No human being in their right mind would ever write these words. Not while sober, anyway. But they are also not some random lucky draw from a dictionary database.
This is, at best, a somewhat structured but ultimately miscarried attempt to do what ordinary people do non-stop from the time they are toddlers: convert an ongoing series of sound vibrations into meaningful symbolic representations of coherent ideas about physical reality. It’s as if a blind person were trying to describe the image in a painting simply by feeling the texture of the paint strokes with their fingertips.
Epic Fail?
This little adventure in the land of voice-recognition was humbling, in a way. Such “malfunctions” put into relief the fundamental lack of humanity of the tech that surrounds us.
It is the purpose of technology to extend the reach of human capabilities. The invention of the wheel has let us transport heavier objects over larger distances. The advent of the bow and arrow has let us hunt prey—and humans—with greater accuracy and effectiveness.

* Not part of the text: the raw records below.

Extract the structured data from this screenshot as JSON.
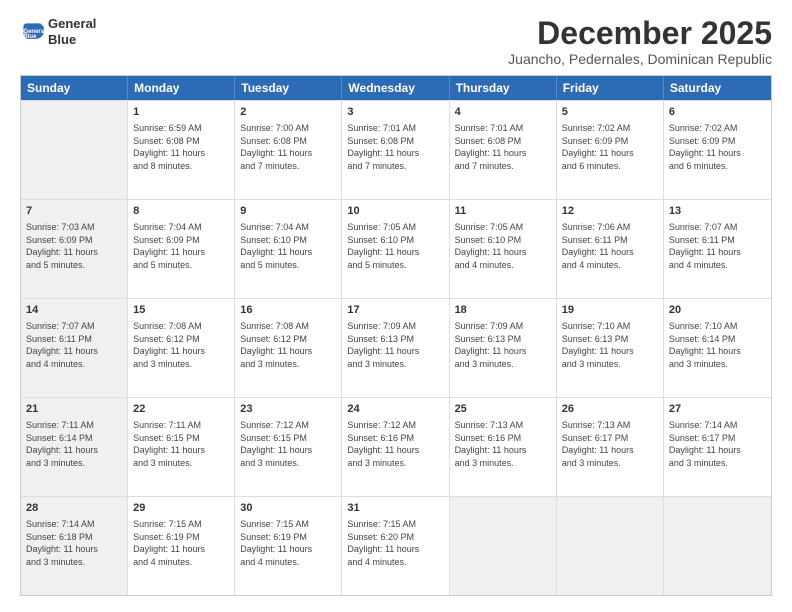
{
  "logo": {
    "line1": "General",
    "line2": "Blue"
  },
  "title": "December 2025",
  "subtitle": "Juancho, Pedernales, Dominican Republic",
  "header_days": [
    "Sunday",
    "Monday",
    "Tuesday",
    "Wednesday",
    "Thursday",
    "Friday",
    "Saturday"
  ],
  "weeks": [
    [
      {
        "day": "",
        "info": "",
        "shaded": true
      },
      {
        "day": "1",
        "info": "Sunrise: 6:59 AM\nSunset: 6:08 PM\nDaylight: 11 hours\nand 8 minutes.",
        "shaded": false
      },
      {
        "day": "2",
        "info": "Sunrise: 7:00 AM\nSunset: 6:08 PM\nDaylight: 11 hours\nand 7 minutes.",
        "shaded": false
      },
      {
        "day": "3",
        "info": "Sunrise: 7:01 AM\nSunset: 6:08 PM\nDaylight: 11 hours\nand 7 minutes.",
        "shaded": false
      },
      {
        "day": "4",
        "info": "Sunrise: 7:01 AM\nSunset: 6:08 PM\nDaylight: 11 hours\nand 7 minutes.",
        "shaded": false
      },
      {
        "day": "5",
        "info": "Sunrise: 7:02 AM\nSunset: 6:09 PM\nDaylight: 11 hours\nand 6 minutes.",
        "shaded": false
      },
      {
        "day": "6",
        "info": "Sunrise: 7:02 AM\nSunset: 6:09 PM\nDaylight: 11 hours\nand 6 minutes.",
        "shaded": false
      }
    ],
    [
      {
        "day": "7",
        "info": "Sunrise: 7:03 AM\nSunset: 6:09 PM\nDaylight: 11 hours\nand 5 minutes.",
        "shaded": true
      },
      {
        "day": "8",
        "info": "Sunrise: 7:04 AM\nSunset: 6:09 PM\nDaylight: 11 hours\nand 5 minutes.",
        "shaded": false
      },
      {
        "day": "9",
        "info": "Sunrise: 7:04 AM\nSunset: 6:10 PM\nDaylight: 11 hours\nand 5 minutes.",
        "shaded": false
      },
      {
        "day": "10",
        "info": "Sunrise: 7:05 AM\nSunset: 6:10 PM\nDaylight: 11 hours\nand 5 minutes.",
        "shaded": false
      },
      {
        "day": "11",
        "info": "Sunrise: 7:05 AM\nSunset: 6:10 PM\nDaylight: 11 hours\nand 4 minutes.",
        "shaded": false
      },
      {
        "day": "12",
        "info": "Sunrise: 7:06 AM\nSunset: 6:11 PM\nDaylight: 11 hours\nand 4 minutes.",
        "shaded": false
      },
      {
        "day": "13",
        "info": "Sunrise: 7:07 AM\nSunset: 6:11 PM\nDaylight: 11 hours\nand 4 minutes.",
        "shaded": false
      }
    ],
    [
      {
        "day": "14",
        "info": "Sunrise: 7:07 AM\nSunset: 6:11 PM\nDaylight: 11 hours\nand 4 minutes.",
        "shaded": true
      },
      {
        "day": "15",
        "info": "Sunrise: 7:08 AM\nSunset: 6:12 PM\nDaylight: 11 hours\nand 3 minutes.",
        "shaded": false
      },
      {
        "day": "16",
        "info": "Sunrise: 7:08 AM\nSunset: 6:12 PM\nDaylight: 11 hours\nand 3 minutes.",
        "shaded": false
      },
      {
        "day": "17",
        "info": "Sunrise: 7:09 AM\nSunset: 6:13 PM\nDaylight: 11 hours\nand 3 minutes.",
        "shaded": false
      },
      {
        "day": "18",
        "info": "Sunrise: 7:09 AM\nSunset: 6:13 PM\nDaylight: 11 hours\nand 3 minutes.",
        "shaded": false
      },
      {
        "day": "19",
        "info": "Sunrise: 7:10 AM\nSunset: 6:13 PM\nDaylight: 11 hours\nand 3 minutes.",
        "shaded": false
      },
      {
        "day": "20",
        "info": "Sunrise: 7:10 AM\nSunset: 6:14 PM\nDaylight: 11 hours\nand 3 minutes.",
        "shaded": false
      }
    ],
    [
      {
        "day": "21",
        "info": "Sunrise: 7:11 AM\nSunset: 6:14 PM\nDaylight: 11 hours\nand 3 minutes.",
        "shaded": true
      },
      {
        "day": "22",
        "info": "Sunrise: 7:11 AM\nSunset: 6:15 PM\nDaylight: 11 hours\nand 3 minutes.",
        "shaded": false
      },
      {
        "day": "23",
        "info": "Sunrise: 7:12 AM\nSunset: 6:15 PM\nDaylight: 11 hours\nand 3 minutes.",
        "shaded": false
      },
      {
        "day": "24",
        "info": "Sunrise: 7:12 AM\nSunset: 6:16 PM\nDaylight: 11 hours\nand 3 minutes.",
        "shaded": false
      },
      {
        "day": "25",
        "info": "Sunrise: 7:13 AM\nSunset: 6:16 PM\nDaylight: 11 hours\nand 3 minutes.",
        "shaded": false
      },
      {
        "day": "26",
        "info": "Sunrise: 7:13 AM\nSunset: 6:17 PM\nDaylight: 11 hours\nand 3 minutes.",
        "shaded": false
      },
      {
        "day": "27",
        "info": "Sunrise: 7:14 AM\nSunset: 6:17 PM\nDaylight: 11 hours\nand 3 minutes.",
        "shaded": false
      }
    ],
    [
      {
        "day": "28",
        "info": "Sunrise: 7:14 AM\nSunset: 6:18 PM\nDaylight: 11 hours\nand 3 minutes.",
        "shaded": true
      },
      {
        "day": "29",
        "info": "Sunrise: 7:15 AM\nSunset: 6:19 PM\nDaylight: 11 hours\nand 4 minutes.",
        "shaded": false
      },
      {
        "day": "30",
        "info": "Sunrise: 7:15 AM\nSunset: 6:19 PM\nDaylight: 11 hours\nand 4 minutes.",
        "shaded": false
      },
      {
        "day": "31",
        "info": "Sunrise: 7:15 AM\nSunset: 6:20 PM\nDaylight: 11 hours\nand 4 minutes.",
        "shaded": false
      },
      {
        "day": "",
        "info": "",
        "shaded": true
      },
      {
        "day": "",
        "info": "",
        "shaded": true
      },
      {
        "day": "",
        "info": "",
        "shaded": true
      }
    ]
  ]
}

But at its best, technology does more than enhance our potential: it can be a transformative force that opens up new perspectives into our understanding of the world. The microscope and telescope have let us peer into worlds well beyond the range of the human eye. And once we had unveiled the realm of the micro-organism, or the existence of faraway galaxies, there was no going back. The mental landscape in which we situate ourselves had changed irrevocably.
Rationalization Redux
As things stand, Siri et al. are not quite there yet. The arresting juxtaposition of words it distilled from my windblown dictation is strangely evocative, but it makes no sense. It couldn’t have—algorithms don’t do “sense”; they simple processes inputs. Even when the voice recognition perfectly transcribes every word I say, it still doesn’t know what it means.
Conversely, it is our own attempts to try to rescue some semblance of relevance from the jumbled word soup that makes reading it so jarring. We want it to mean something, we need it to make sense. And despite our best attempts at rationalization, possibly with some cocaine and cream, it doesn’t.
Now please excuse me while I go swing sensually on the song.